そう、ぺこりと頭を下げた山口に、どうも、と軽く頭を下げただけで、よろしくと差し出した手は一瞥しただけで、ズボンのポケットに突っ込んだ手を出そうともしないその所作に、持ったのはただ、悪印象だけだったのだ。

 

 

なのに。

今、自分は、目の前の男の横顔から視線が外せない、と山口はぎゅっと拳を握りしめた。

(後々この時の話しをすれば、城島は、『逢魔が時言うからなあ』それとも黄昏時(誰ぞ彼ぞ時)やからかなあと呵々と笑うのだが)

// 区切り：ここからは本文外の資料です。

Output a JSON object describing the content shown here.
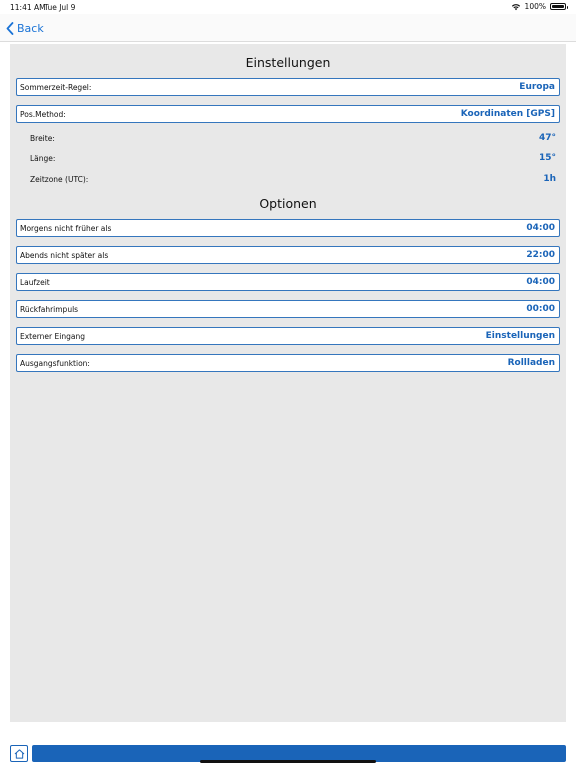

態と草を踏み締める音をたてて近づいた山口に、ギターの音色が途切れたのは、僅か城島が山口を認める瞬きの間だけだった。ほんのりと湿った草の上、城島の隣に、すとんと腰を下ろして両膝を抱える。一音だけの旋律がりろりろと聞こえ、やがてそれは、ゆるやかな和音へと姿を変えて行く。

 

技巧的だとか上手いとか、そんな事は、今の山口に分かるはずもない。ベースを弾いた事があると言っても、子供の手遊びに過ぎないレベルなのだ。でも。

 

澄んだ柔らかな音色は、この男自身の声であり心なのだと思った。

 

そして、ただ、音を醸し出して行く男の横顔を綺麗だと思った。

 

だから。

 

「今度さ」

わずかに途切れた音の狭間に、小さく呟く。

ん?返ってきたのは、返事ともつかぬ小さな声。

「ベース、持ってくるわ」

待っとるわ そう溢れたほとりとした笑みに、山口は、うん と小さく頷いた。